Actually, thinking on that for a bit, I think it means I want to put container as a nullable OneToOneField on PublishableEntityVersion. And then have things that extend PublishableEntity/PublishableEntityVersion declare whether they are or aren't containers... which feels like I'm walking down a slippery slope, but I feel like that's worth it for centralized handling of some weird edge cases.

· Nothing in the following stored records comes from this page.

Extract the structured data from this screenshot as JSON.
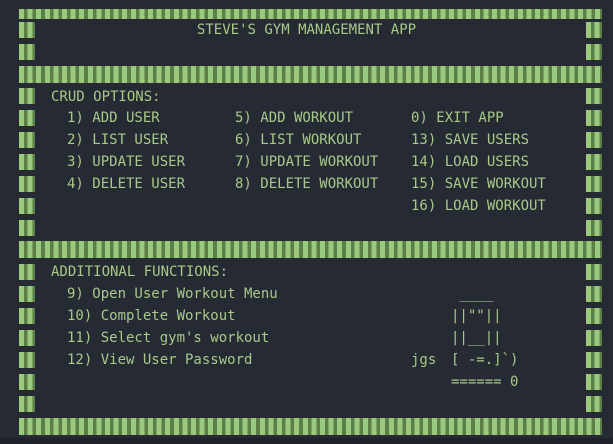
{
  "header": {
    "title": "STEVE'S GYM MANAGEMENT APP"
  },
  "crud": {
    "heading": "CRUD OPTIONS:",
    "col1": [
      "1) ADD USER",
      "2) LIST USER",
      "3) UPDATE USER",
      "4) DELETE USER"
    ],
    "col2": [
      "5) ADD WORKOUT",
      "6) LIST WORKOUT",
      "7) UPDATE WORKOUT",
      "8) DELETE WORKOUT"
    ],
    "col3": [
      "0) EXIT APP",
      "13) SAVE USERS",
      "14) LOAD USERS",
      "15) SAVE WORKOUT",
      "16) LOAD WORKOUT"
    ]
  },
  "additional": {
    "heading": "ADDITIONAL FUNCTIONS:",
    "items": [
      "9) Open User Workout Menu",
      "10) Complete Workout",
      "11) Select gym's workout",
      "12) View User Password"
    ]
  },
  "ascii_art": {
    "lines": [
      " ____",
      "||\"\"||",
      "||__||",
      "[ -=.]`)",
      "====== 0"
    ],
    "signature": "jgs"
  },
  "colors": {
    "background": "#262a33",
    "text": "#a7c98a",
    "border_light": "#9bc97d",
    "border_dark": "#5c7f47"
  }
}
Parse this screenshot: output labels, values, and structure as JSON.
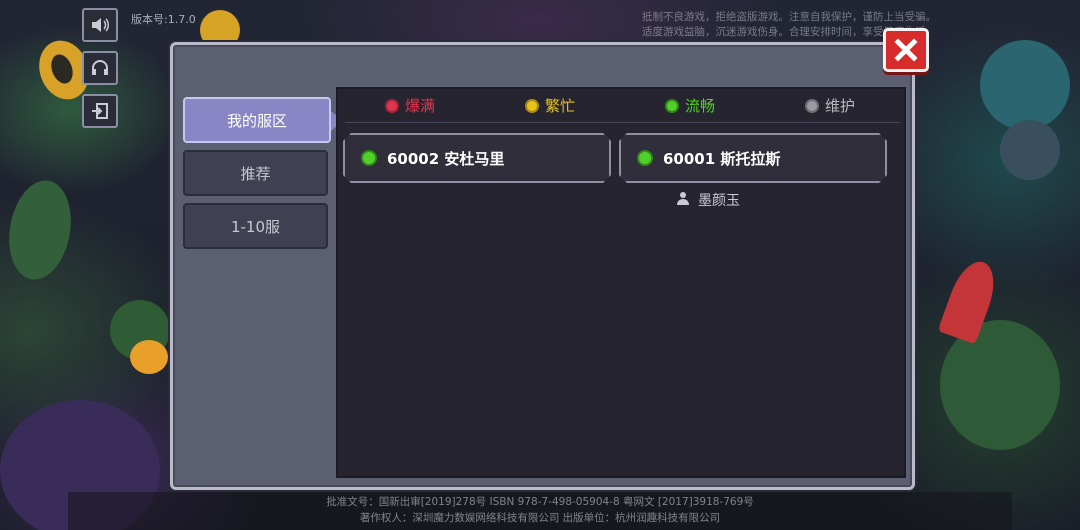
{
  "version_label": "版本号:1.7.0",
  "top_notice": {
    "line1": "抵制不良游戏，拒绝盗版游戏。注意自我保护，谨防上当受骗。",
    "line2": "适度游戏益脑，沉迷游戏伤身。合理安排时间，享受健康生活。"
  },
  "side_icons": [
    "speaker-icon",
    "headset-icon",
    "logout-icon"
  ],
  "tabs": [
    {
      "label": "我的服区",
      "active": true
    },
    {
      "label": "推荐",
      "active": false
    },
    {
      "label": "1-10服",
      "active": false
    }
  ],
  "legend": [
    {
      "label": "爆满",
      "color": "#e0354f"
    },
    {
      "label": "繁忙",
      "color": "#e8c21c"
    },
    {
      "label": "流畅",
      "color": "#53cf2b"
    },
    {
      "label": "维护",
      "color": "#9a9aa3"
    }
  ],
  "servers": [
    {
      "label": "60002 安杜马里",
      "status": "流畅"
    },
    {
      "label": "60001 斯托拉斯",
      "status": "流畅",
      "owner": "墨颜玉"
    }
  ],
  "footer": {
    "line1": "批准文号：国新出审[2019]278号 ISBN 978-7-498-05904-8 粤网文 [2017]3918-769号",
    "line2": "著作权人：深圳魔力数娱网络科技有限公司 出版单位：杭州润趣科技有限公司"
  }
}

ormsbee commented 1 month ago

Okay, I kept sketching this out more, and a few thoughts:

I find myself encoding more and more information into this, so it makes sense to have a containers app. I didn't want to do this originally because it means that to really work well, we'd have to define some kind of draft/publish callback pipeline so that containers can know to update themselves when their children are deleted.
I think one of the most useful distinctions so far has been the idea that there is a primitive data structure that represents these lists of Components (pinned or unpinned), and that is separate from the PublishableEntity that uses them. I do think we'll need both though, which isn't reflected well in my last model sketch here.
ContainerEntityVersion (i.e. the publishable thing) might have two or three primitive containers associated with it–the initial_container that has pinned versions for everything at the time it was created, a defined_container about what the author actually specified for it (either pinned or unpinned), and a frozen_container which holds the locked versions when a new version is created (in reaction to items getting deleted, for instance).

Still some holes in this, but it feels like this direction is feasible...

ormsbee commented 1 month ago

The latest version of this is being captured in #240 and I'm closing this Issue in favor of that one.